European banks are imploring the European Commission not to give in to the demands of FinTech firms and cancel the implementation of new rules that would ban screen-scraping.
Finextra reports that earlier this month, 60 organizations representing a diverse cross-section of European FinTech businesses protested against rules by the European Banking Authority that would ban screen-scraping of customer data from online banking interfaces. The ban would come under the revised Payment Services Directive, PSD2.
While FinTech businesses fear the reforms will give banks control over what data is shared, putting new companies at a disadvantage, the European Banking Federation believes that allowing screen-scraping would harm the privacy of client data, cybersecurity and innovation. In fact, it calls screen-scraping an inferior first-generation, direct-access technology.
Yet the Federation is concerned that the European Commission might give in and allow screen-scraping to continue, forcing banks to maintain at least two interfaces and making it more difficult to protect the privacy of account holders.

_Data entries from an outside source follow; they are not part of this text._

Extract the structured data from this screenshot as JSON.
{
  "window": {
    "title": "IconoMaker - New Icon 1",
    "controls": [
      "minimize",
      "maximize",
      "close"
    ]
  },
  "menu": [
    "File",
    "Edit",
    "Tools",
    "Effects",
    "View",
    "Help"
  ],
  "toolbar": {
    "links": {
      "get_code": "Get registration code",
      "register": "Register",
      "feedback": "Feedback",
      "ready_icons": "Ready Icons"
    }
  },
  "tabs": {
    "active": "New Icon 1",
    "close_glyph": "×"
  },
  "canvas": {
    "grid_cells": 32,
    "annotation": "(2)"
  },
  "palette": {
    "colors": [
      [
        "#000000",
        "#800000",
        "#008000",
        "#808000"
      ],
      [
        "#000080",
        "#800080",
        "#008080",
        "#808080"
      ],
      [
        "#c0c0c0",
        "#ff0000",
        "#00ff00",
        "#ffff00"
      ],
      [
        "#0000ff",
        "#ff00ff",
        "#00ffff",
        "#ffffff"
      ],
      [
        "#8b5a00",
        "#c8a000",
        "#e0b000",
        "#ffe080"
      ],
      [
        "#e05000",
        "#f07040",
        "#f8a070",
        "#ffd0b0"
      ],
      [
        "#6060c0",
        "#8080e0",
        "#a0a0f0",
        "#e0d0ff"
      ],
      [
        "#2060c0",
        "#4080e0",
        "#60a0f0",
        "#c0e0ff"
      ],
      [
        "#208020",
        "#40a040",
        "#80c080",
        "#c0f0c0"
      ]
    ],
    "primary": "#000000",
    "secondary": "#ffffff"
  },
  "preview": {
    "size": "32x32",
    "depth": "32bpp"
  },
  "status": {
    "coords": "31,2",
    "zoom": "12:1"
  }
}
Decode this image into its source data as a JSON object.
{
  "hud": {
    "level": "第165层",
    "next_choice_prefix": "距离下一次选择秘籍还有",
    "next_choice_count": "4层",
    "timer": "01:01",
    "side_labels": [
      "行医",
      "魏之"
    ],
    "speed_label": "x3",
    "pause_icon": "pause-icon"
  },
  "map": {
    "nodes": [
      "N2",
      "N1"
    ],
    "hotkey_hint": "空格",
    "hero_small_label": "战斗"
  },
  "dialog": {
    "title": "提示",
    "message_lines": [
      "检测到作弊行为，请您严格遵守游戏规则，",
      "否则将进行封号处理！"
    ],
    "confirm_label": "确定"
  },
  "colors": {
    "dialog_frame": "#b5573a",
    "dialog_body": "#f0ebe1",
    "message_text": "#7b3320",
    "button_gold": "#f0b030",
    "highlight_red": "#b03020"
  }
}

“The development of PSD2 can be compared to designing a new plane,” said Wim Mijs, chief executive officer of the EBF. “You develop highly secure, innovative and sophisticated systems to make it fly. But what happens now, in the final development stages, is that the designers are required to put a heavy diesel generator on board. This plane then becomes too heavy to fly. If banks are forced to accept screen-scraping, then PSD2 will never fly the way it was intended.”